Updated

Saying his medical records have periodically been breached, Gov. Arnold Schwarzenegger on Monday called on hospitals to better protect patients' privacy amid a growing list of celebrities, including his wife, who have been victims of snooping at a Los Angeles hospital.

California first lady Maria Shriver is one of more than 30 high-profile patients whose confidential records were improperly looked at by an employee at UCLA Medical Center, the Los Angeles Times reported.

At a news conference in Sacramento, the governor said he also had been a victim during his own hospital visits, although he did not specify when or where.

Each time he left an operating room for various surgeries, Schwarzenegger said he was told "there were kind of, you know, people going through the file that had white coats on. And so obviously they snuck into the hospital, they did not fit in with the hospital staff at all. Those things happen."

The governor said his administration would work with hospitals to improve patient protections.

"If they're celebrities, if they are business executives, or just ordinary citizens, everyone's file ought to be protected," he said.
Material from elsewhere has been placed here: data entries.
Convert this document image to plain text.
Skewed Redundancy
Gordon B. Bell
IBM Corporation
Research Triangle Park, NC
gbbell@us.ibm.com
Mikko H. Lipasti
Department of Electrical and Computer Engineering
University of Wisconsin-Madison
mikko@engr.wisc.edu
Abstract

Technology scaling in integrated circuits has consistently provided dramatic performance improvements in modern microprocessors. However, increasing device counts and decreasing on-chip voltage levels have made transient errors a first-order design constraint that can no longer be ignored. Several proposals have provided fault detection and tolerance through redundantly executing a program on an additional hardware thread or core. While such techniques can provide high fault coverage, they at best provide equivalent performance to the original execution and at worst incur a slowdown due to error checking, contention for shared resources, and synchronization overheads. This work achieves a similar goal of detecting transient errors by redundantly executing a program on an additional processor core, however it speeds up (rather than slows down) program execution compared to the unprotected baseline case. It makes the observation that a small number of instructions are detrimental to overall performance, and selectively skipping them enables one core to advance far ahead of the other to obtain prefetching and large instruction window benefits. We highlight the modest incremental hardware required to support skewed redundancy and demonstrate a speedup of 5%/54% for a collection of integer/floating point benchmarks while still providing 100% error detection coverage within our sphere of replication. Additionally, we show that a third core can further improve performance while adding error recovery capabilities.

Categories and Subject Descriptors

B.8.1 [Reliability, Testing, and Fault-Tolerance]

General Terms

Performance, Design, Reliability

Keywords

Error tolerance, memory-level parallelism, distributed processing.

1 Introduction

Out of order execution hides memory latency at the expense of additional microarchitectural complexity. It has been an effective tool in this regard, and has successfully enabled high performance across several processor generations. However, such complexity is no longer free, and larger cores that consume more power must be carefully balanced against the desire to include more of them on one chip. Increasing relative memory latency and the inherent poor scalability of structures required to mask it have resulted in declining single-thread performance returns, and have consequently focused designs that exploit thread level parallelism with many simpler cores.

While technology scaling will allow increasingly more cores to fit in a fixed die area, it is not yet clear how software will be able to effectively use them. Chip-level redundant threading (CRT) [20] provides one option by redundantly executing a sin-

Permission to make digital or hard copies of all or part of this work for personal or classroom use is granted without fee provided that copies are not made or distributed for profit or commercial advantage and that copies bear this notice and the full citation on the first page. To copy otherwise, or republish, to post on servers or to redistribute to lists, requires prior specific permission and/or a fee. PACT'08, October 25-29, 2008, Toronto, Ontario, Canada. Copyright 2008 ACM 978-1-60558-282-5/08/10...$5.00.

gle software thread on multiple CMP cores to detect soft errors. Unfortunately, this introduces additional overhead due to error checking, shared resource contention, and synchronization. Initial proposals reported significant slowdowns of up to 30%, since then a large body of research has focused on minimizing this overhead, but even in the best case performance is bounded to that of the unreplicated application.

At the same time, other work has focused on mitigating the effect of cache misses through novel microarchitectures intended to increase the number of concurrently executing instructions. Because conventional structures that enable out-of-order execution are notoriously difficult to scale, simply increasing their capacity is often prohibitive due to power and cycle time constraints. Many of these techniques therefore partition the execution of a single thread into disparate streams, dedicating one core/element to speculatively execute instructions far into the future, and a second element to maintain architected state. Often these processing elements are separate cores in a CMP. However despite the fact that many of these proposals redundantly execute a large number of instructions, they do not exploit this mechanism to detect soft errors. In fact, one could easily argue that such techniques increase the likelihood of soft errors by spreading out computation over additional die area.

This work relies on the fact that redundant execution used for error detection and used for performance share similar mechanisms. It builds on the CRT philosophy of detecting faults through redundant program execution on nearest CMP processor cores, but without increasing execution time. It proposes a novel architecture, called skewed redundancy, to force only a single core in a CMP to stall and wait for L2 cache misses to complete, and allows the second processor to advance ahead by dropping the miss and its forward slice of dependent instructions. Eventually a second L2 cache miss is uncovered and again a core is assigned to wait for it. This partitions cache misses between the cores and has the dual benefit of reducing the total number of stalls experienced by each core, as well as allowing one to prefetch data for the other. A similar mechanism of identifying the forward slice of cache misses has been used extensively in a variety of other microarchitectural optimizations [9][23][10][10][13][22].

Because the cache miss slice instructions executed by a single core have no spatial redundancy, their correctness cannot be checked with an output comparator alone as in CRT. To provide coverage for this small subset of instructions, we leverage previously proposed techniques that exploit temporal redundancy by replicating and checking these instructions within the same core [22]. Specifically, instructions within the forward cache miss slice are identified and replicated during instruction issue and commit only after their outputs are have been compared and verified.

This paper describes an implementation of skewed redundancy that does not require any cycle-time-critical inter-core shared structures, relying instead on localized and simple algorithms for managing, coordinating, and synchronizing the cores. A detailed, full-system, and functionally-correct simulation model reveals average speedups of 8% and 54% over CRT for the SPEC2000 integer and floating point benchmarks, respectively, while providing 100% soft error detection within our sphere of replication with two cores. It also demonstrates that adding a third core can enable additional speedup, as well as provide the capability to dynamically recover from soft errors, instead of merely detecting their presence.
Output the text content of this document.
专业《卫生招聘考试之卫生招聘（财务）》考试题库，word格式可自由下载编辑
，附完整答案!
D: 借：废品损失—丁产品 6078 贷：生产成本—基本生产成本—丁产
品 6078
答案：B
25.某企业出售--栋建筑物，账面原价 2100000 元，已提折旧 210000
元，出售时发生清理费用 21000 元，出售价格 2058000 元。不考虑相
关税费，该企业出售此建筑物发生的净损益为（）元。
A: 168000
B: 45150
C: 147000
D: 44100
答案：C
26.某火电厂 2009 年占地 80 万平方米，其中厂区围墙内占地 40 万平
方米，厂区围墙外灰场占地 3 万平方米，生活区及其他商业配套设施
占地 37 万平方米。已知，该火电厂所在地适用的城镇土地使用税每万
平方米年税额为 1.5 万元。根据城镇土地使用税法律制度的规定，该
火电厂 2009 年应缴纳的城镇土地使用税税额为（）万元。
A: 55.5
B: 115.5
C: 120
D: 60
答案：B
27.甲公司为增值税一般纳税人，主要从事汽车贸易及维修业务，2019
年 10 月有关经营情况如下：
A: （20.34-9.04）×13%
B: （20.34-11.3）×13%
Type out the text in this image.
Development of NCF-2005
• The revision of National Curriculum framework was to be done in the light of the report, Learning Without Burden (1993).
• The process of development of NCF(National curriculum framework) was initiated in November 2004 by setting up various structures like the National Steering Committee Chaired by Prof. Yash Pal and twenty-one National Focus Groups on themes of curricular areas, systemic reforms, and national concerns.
The identity of the woman responsible for looking at Shriver's files was not released. She is the same employee who sneaked into actress Farrah Fawcett's medical records, officials told the Times on Sunday.

That worker was fired in May 2007 after UCLA learned of the widespread breaches, but patients were not notified, the hospital said.

In all, the woman improperly looked at 61 patients' medical records in 2006 and 2007, according to state and local medical officials. Fawcett and Shriver were among 32 celebrities, politicians and other well-known people, the newspaper said. Names of the other patients were not disclosed.

Besides being California's first lady, Shriver is a former NBC newswoman and a member of the Kennedy family.

The head of the UCLA Hospital System, Dr. David Feinberg, apologized for the breaches and said the woman behind them had been a "rogue" employee.

Fawcett is battling cancer. Her attorney, Kim Swartz, said last week that after an employee at the hospital accessed Fawcett's medical records, details about her treatment showed up in the National Enquirer.

But Feinberg told the Times the hospital reviewed the fired employee's e-mails and phone calls and found no evidence any confidential medical information was shared inappropriately.

The secretary of the California Health and Human Services Agency, Kim Belshe, said Sunday that her agency is "very concerned about what appears to be a pattern of repeated violations."

The state will be taking action against UCLA, she said.

UCLA did not let state officials know about the breaches last year. Kathleen Billingsley of the Center for Healthcare Quality said a state investigator on Friday came across a document with the names of those patients affected.

Feinberg said hospital officials initially concluded that alerting authorities and the patients involved was not required. They are reconsidering whether to notify the patients because of the recent disclosures, he said.

The news of the snooping into Fawcett's medical records became public Wednesday, a few weeks after the hospital announced that several employees were fired for peeking at pop star's Britney Spears' files.

Schwarzenegger said he called on his administration to act after the Spears case became public last month.